Google Is On to Your SEO Tactics
We know there are other search engines out there that people use. But, the fact remains that Google is still the most popular. Statistics from Net Market Share show, that as of April 2017, Google held 77.43% of search engine use. So, when it changes any policies or rules, people need to know about it.
Google and other search engines have cottoned on to websites’ use of keywords, creating backlinks and other practices in the name of climbing up the rankings. And they’re no longer rewarding sites that feature that kind of content or marketing behavior.
That means you need to develop your website in the way you would if you weren’t always thinking about search engine rankings! Easier said than done, we know. But, once you start doing that, the search engines, Google included, will begin rewarding you by… you’ve guessed it. Raising your site up the search engine rankings!
Of course, talking about a more naturally developed site and doing it, are two different things. So, let us give you a couple of pointers in the right direction.
Don’t Create Content With Only SEO in Mind
Search engines still analyze and ‘read’ your website. But things like keywords and links don’t count for quite as much as they used to.

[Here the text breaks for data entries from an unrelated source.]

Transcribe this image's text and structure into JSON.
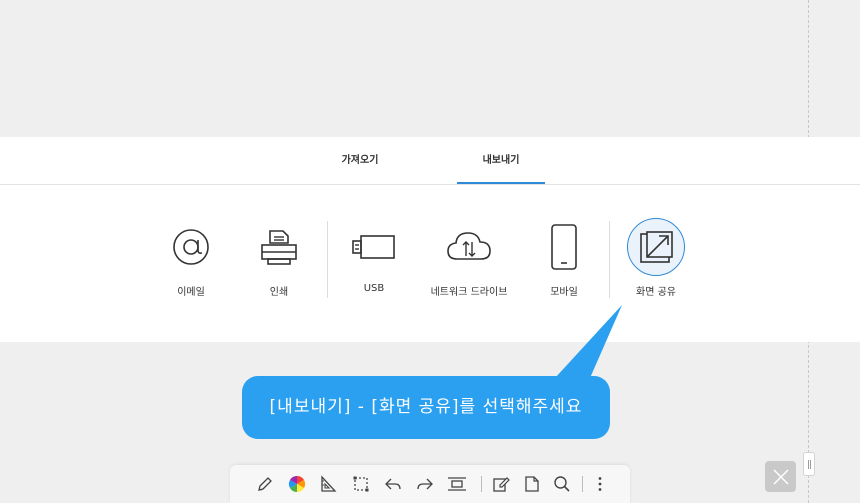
{
  "tabs": [
    {
      "label": "가져오기"
    },
    {
      "label": "내보내기"
    }
  ],
  "options": [
    {
      "label": "이메일",
      "icon": "at-icon"
    },
    {
      "label": "인쇄",
      "icon": "printer-icon"
    },
    {
      "label": "USB",
      "icon": "usb-icon"
    },
    {
      "label": "네트워크 드라이브",
      "icon": "cloud-icon"
    },
    {
      "label": "모바일",
      "icon": "phone-icon"
    },
    {
      "label": "화면 공유",
      "icon": "screen-share-icon"
    }
  ],
  "callout": {
    "text": "[내보내기] - [화면 공유]를 선택해주세요"
  },
  "toolbar": {
    "tools": [
      "pen-icon",
      "color-wheel-icon",
      "ruler-icon",
      "select-icon",
      "undo-icon",
      "redo-icon",
      "page-width-icon",
      "edit-page-icon",
      "page-icon",
      "search-icon",
      "more-icon"
    ]
  },
  "colors": {
    "accent": "#2f8ad8",
    "callout": "#2ba0f0",
    "background": "#efeff0"
  }
}
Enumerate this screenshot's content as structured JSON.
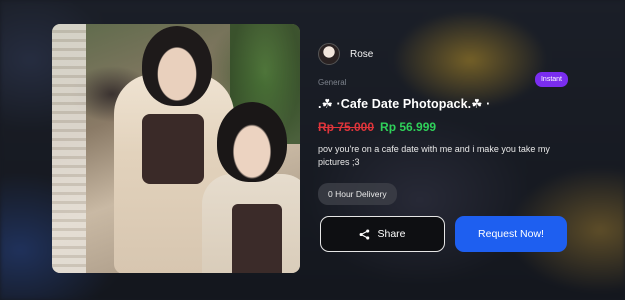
{
  "seller": {
    "name": "Rose"
  },
  "listing": {
    "category": "General",
    "badge": "Instant",
    "title": ".☘ ·Cafe Date Photopack.☘ ·",
    "old_price": "Rp 75.000",
    "new_price": "Rp 56.999",
    "description": "pov you're on a cafe date with me and i make you take my pictures ;3",
    "delivery": "0 Hour Delivery"
  },
  "actions": {
    "share_label": "Share",
    "request_label": "Request Now!"
  },
  "colors": {
    "badge": "#7a2df0",
    "old_price": "#e0353b",
    "new_price": "#2fd15a",
    "primary_button": "#1e5ff0"
  },
  "icons": {
    "share": "share-icon"
  }
}
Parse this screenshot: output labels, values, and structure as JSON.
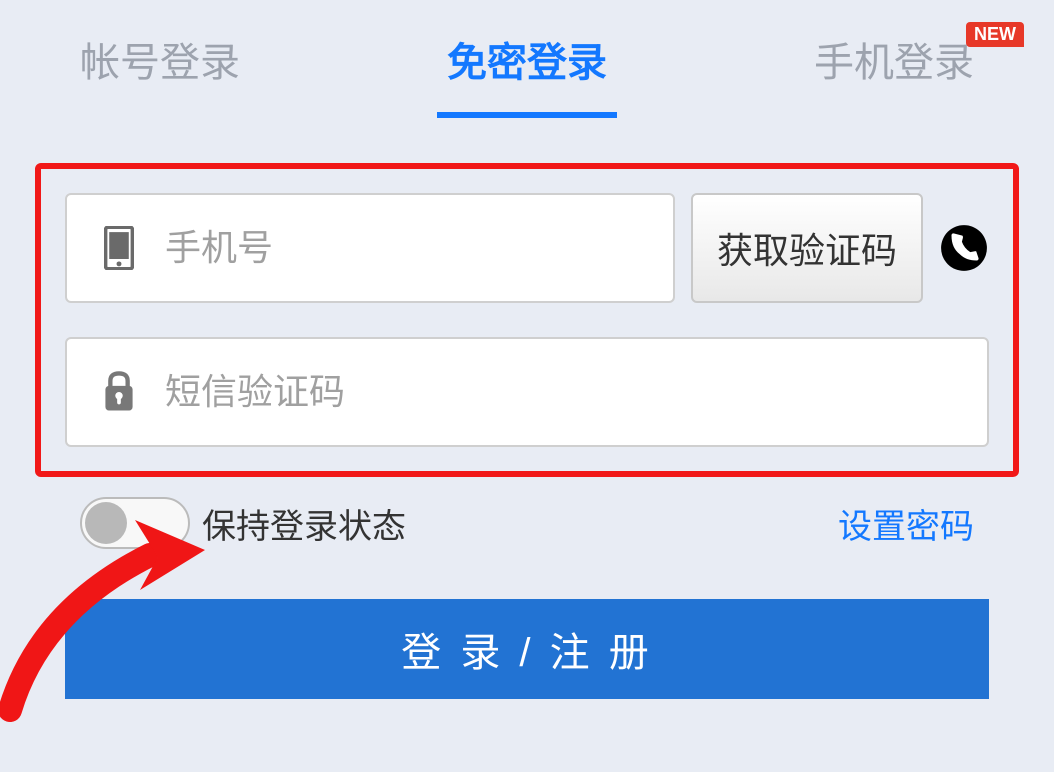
{
  "tabs": {
    "account": "帐号登录",
    "passwordless": "免密登录",
    "phone": "手机登录",
    "new_badge": "NEW"
  },
  "form": {
    "phone_placeholder": "手机号",
    "get_code_label": "获取验证码",
    "sms_code_placeholder": "短信验证码"
  },
  "options": {
    "keep_logged_in": "保持登录状态",
    "set_password": "设置密码"
  },
  "submit_label": "登 录 / 注 册"
}
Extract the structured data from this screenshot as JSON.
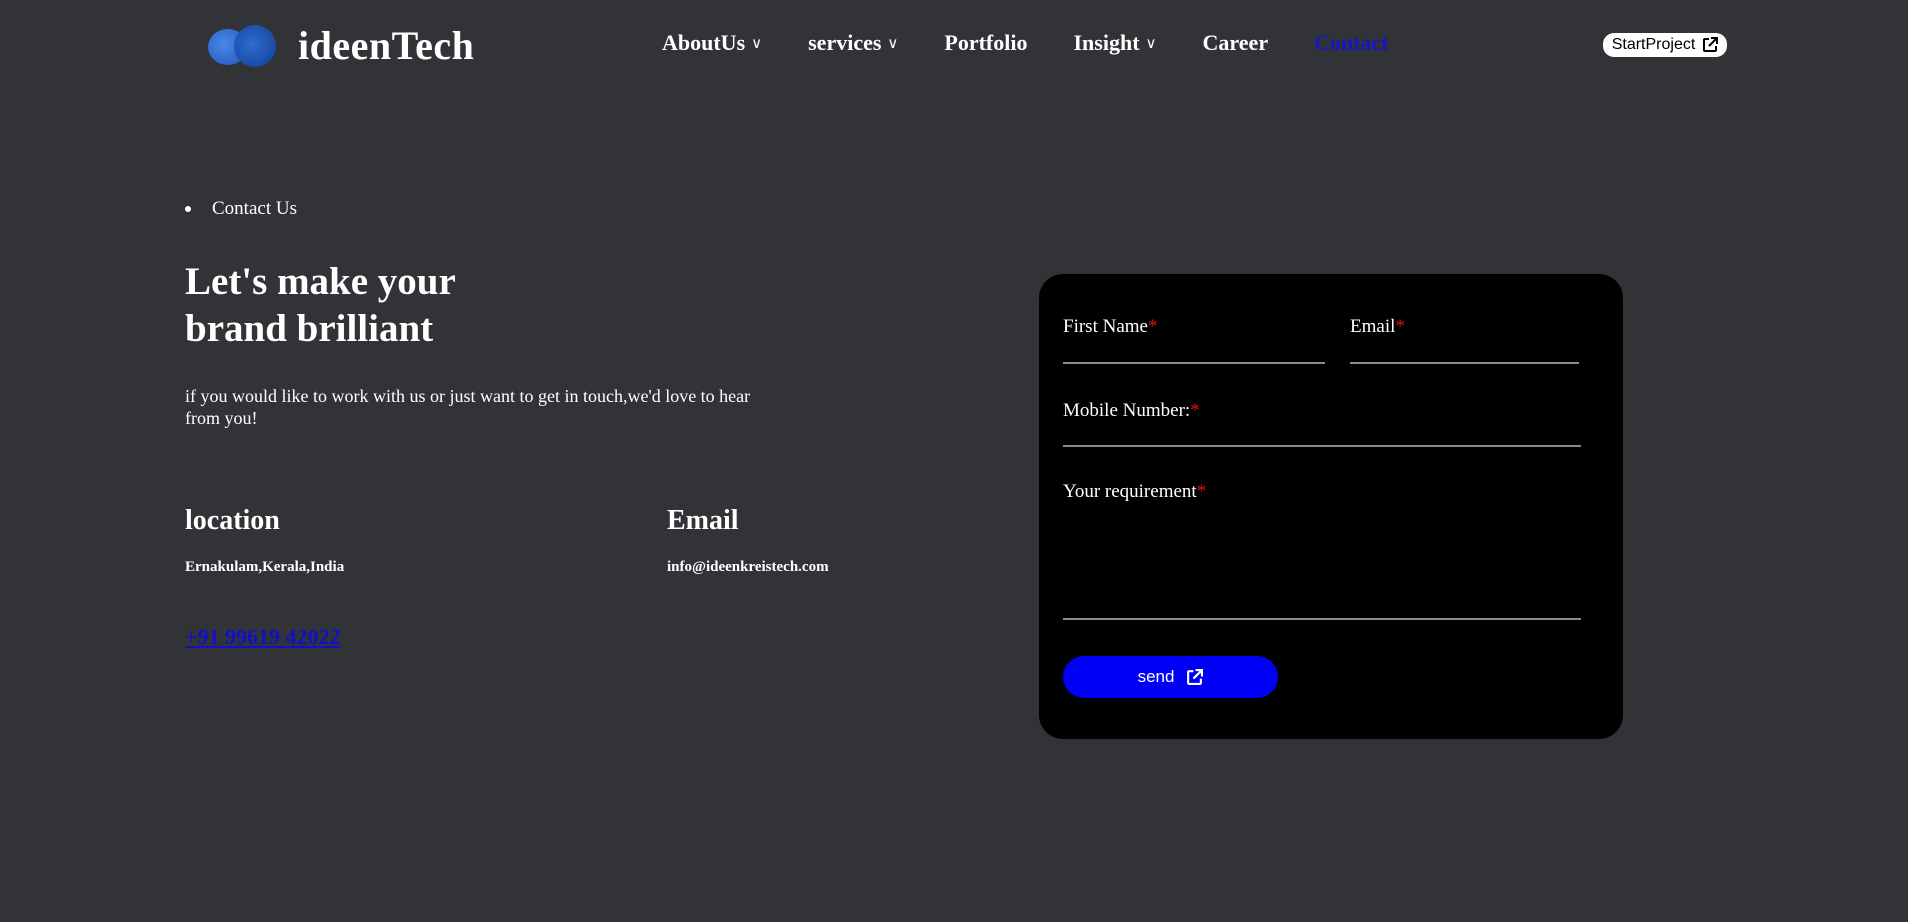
{
  "header": {
    "brand": "ideenTech",
    "nav": [
      {
        "label": "AboutUs",
        "dropdown": true
      },
      {
        "label": "services",
        "dropdown": true
      },
      {
        "label": "Portfolio",
        "dropdown": false
      },
      {
        "label": "Insight",
        "dropdown": true
      },
      {
        "label": "Career",
        "dropdown": false
      },
      {
        "label": "Contact",
        "dropdown": false,
        "active": true
      }
    ],
    "chevron": "∨",
    "cta_label": "StartProject"
  },
  "breadcrumb": "Contact Us",
  "hero": {
    "title_line1": "Let's make your",
    "title_line2": "brand brilliant",
    "intro": "if you would like to work with us or just want to get in touch,we'd love to hear from you!"
  },
  "location": {
    "title": "location",
    "value": "Ernakulam,Kerala,India"
  },
  "email": {
    "title": "Email",
    "value": "info@ideenkreistech.com"
  },
  "phone": "+91 99619 42022",
  "form": {
    "first_name_label": "First Name",
    "email_label": "Email",
    "mobile_label": "Mobile Number:",
    "requirement_label": "Your requirement",
    "required_mark": "*",
    "send_label": "send"
  },
  "colors": {
    "background": "#323336",
    "card": "#000000",
    "accent": "#0000f5",
    "active_nav": "#1515cc",
    "required": "#e11010"
  },
  "icons": [
    "external-link-icon",
    "chevron-down-icon",
    "logo-icon"
  ]
}
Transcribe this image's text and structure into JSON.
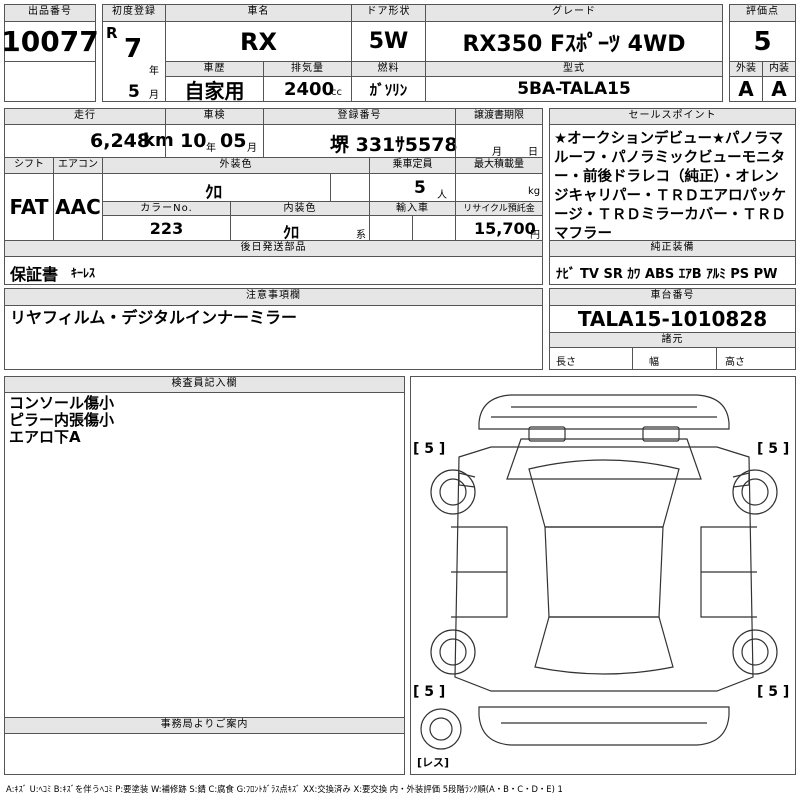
{
  "lot": {
    "label": "出品番号",
    "value": "10077"
  },
  "first_reg": {
    "label": "初度登録",
    "era": "R",
    "year": "7",
    "year_unit": "年",
    "month": "5",
    "month_unit": "月"
  },
  "car_name": {
    "label": "車名",
    "value": "RX"
  },
  "door": {
    "label": "ドア形状",
    "value": "5W"
  },
  "grade": {
    "label": "グレード",
    "value": "RX350 Fｽﾎﾟｰﾂ 4WD"
  },
  "score": {
    "label": "評価点",
    "value": "5"
  },
  "history": {
    "label": "車歴",
    "value": "自家用"
  },
  "displacement": {
    "label": "排気量",
    "value": "2400",
    "unit": "cc"
  },
  "fuel": {
    "label": "燃料",
    "value": "ｶﾞｿﾘﾝ"
  },
  "model": {
    "label": "型式",
    "value": "5BA-TALA15"
  },
  "ext_score": {
    "label": "外装",
    "value": "A"
  },
  "int_score": {
    "label": "内装",
    "value": "A"
  },
  "mileage": {
    "label": "走行",
    "value": "6,248",
    "unit": "km"
  },
  "inspection": {
    "label": "車検",
    "year": "10",
    "year_unit": "年",
    "month": "05",
    "month_unit": "月"
  },
  "plate": {
    "label": "登録番号",
    "value": "堺 331ｻ5578"
  },
  "transfer": {
    "label": "譲渡書期限",
    "month_unit": "月",
    "day_unit": "日"
  },
  "sales_point": {
    "label": "セールスポイント",
    "text": "★オークションデビュー★パノラマルーフ・パノラミックビューモニター・前後ドラレコ（純正）・オレンジキャリパー・ＴＲＤエアロパッケージ・ＴＲＤミラーカバー・ＴＲＤマフラー"
  },
  "shift": {
    "label": "シフト",
    "value": "FAT"
  },
  "aircon": {
    "label": "エアコン",
    "value": "AAC"
  },
  "ext_color": {
    "label": "外装色",
    "value": "ｸﾛ"
  },
  "capacity": {
    "label": "乗車定員",
    "value": "5",
    "unit": "人"
  },
  "max_load": {
    "label": "最大積載量",
    "unit": "kg"
  },
  "color_no": {
    "label": "カラーNo.",
    "value": "223"
  },
  "int_color": {
    "label": "内装色",
    "value": "ｸﾛ",
    "unit": "系"
  },
  "import": {
    "label": "輸入車"
  },
  "recycle": {
    "label": "リサイクル預託金",
    "value": "15,700",
    "unit": "円"
  },
  "later_parts": {
    "label": "後日発送部品",
    "items": [
      "保証書",
      "ｷｰﾚｽ"
    ]
  },
  "equipment": {
    "label": "純正装備",
    "value": "ﾅﾋﾞ TV SR ｶﾜ ABS ｴｱB ｱﾙﾐ PS PW"
  },
  "notes": {
    "label": "注意事項欄",
    "value": "リヤフィルム・デジタルインナーミラー"
  },
  "chassis": {
    "label": "車台番号",
    "value": "TALA15-1010828"
  },
  "specs": {
    "label": "諸元",
    "length": "長さ",
    "width": "幅",
    "height": "高さ"
  },
  "inspector": {
    "label": "検査員記入欄",
    "lines": [
      "コンソール傷小",
      "ピラー内張傷小",
      "エアロ下A"
    ]
  },
  "diagram": {
    "tires": [
      "[ 5 ]",
      "[ 5 ]",
      "[ 5 ]",
      "[ 5 ]"
    ],
    "spare": "レス"
  },
  "office": {
    "label": "事務局よりご案内"
  },
  "legend": "A:ｷｽﾞ U:ﾍｺﾐ B:ｷｽﾞを伴うﾍｺﾐ P:要塗装 W:補修跡 S:錆 C:腐食 G:ﾌﾛﾝﾄｶﾞﾗｽ点ｷｽﾞ XX:交換済み X:要交換 内・外装評価 5段階ﾗﾝｸ順(A・B・C・D・E) 1"
}
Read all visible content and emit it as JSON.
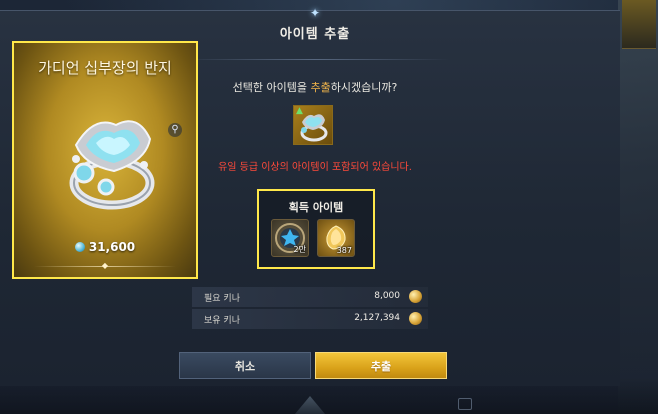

One reason for the change is because users search for things in a very different way than they did in the past. Gone are the regular single word searches. Instead, they’ve been replaced by whole sentences and full questions.
A second reason that we’ve already mentioned, is that Google doesn’t want websites to create content for Google. Content should be created for users. So, keyword stuffing, hiding and adding links like there’s no tomorrow, no longer really work. In fact, if Google and other search engines think that’s what you’re doing, you’ll be penalized and moved down the rankings, instead of up.
Instead, create content that your target audience and existing users will read or view. Interesting, relevant or entertaining content is what you need to put on your site. Of course, some of the keywords associated with your business will no doubt feature. But, provided they’re in there for the benefit of the content and not to woo Google web crawlers, they will be a positive addition.
If you stick to creating content – be it written, imagery or video – that your users and potential users want to engage with, then Google will approve. The rewards for that approval are to be higher up the rankings, which is exactly what you’re after.
In the past, desktop computers and laptops were the number one way users engaged with the internet. But that’s now changed. Mary Meeker hit the mark with her 2008 prediction that mobile web usage would overtake desktop in 2014. And since then, mobile internet use has continued to grow, while desktop and laptop browsing popularity wane.
With that in mind, Google and other search engines have raised the importance of having a website that’s also optimized for mobile. That doesn’t mean your desktop website ‘fits’ a mobile screen. You need to work harder than that (mobile optimization on topf of your SEO effrots) for Google and your user’s approval.
Instead, what you need to have is a website that comes in a variety of sizes and formats, suitable for the different ways people use the internet. It can’t be just about fitting things in, but also breaking the text up, having smaller images and sites that are easy-to-navigate regardless of how or where users view them.
One way to do that is, instead of creating your new website for a laptop then optimizing it for mobile, flip that round. Create your website for mobile first and then make the changes required for laptops.
As with the well-written natural content, creating websites with mobile in mind is something you should do because most of your audience will view your site that way. And remember, your website has to be created for your customers and potential customers and not to impress a search engine or your IT team.
Broaden Your Marketing Strategy Horizons
Now you know a little more about what Google wants and doesn’t want, you’re hopefully thinking more about what your customers and audience want. This is exactly what Google and other search engines like and will reward.
Now’s the time for you to think outside the online box and try a few different marketing strategies to generate new customers and keep your existing ones happy. Luckily, you can get some online genius help with that.
Google has some new tools that help you understand the relationship between mobile searches and real-store entry and purchase. Use that analytics insight to work out the best areas to do a leaflet drop, run a competition or post billboards.
By combining online ingenuity and old-fashioned advertising techniques, you could find you’re onto a winner in both online and real stores – where relevant. And, by wooing your customers in a variety of ways, both online and out on the street, you should gain the added bonus of reaching a bigger audience.
And that’s something most businesses are trying to do and need to do, in order to grow their customers and their profits.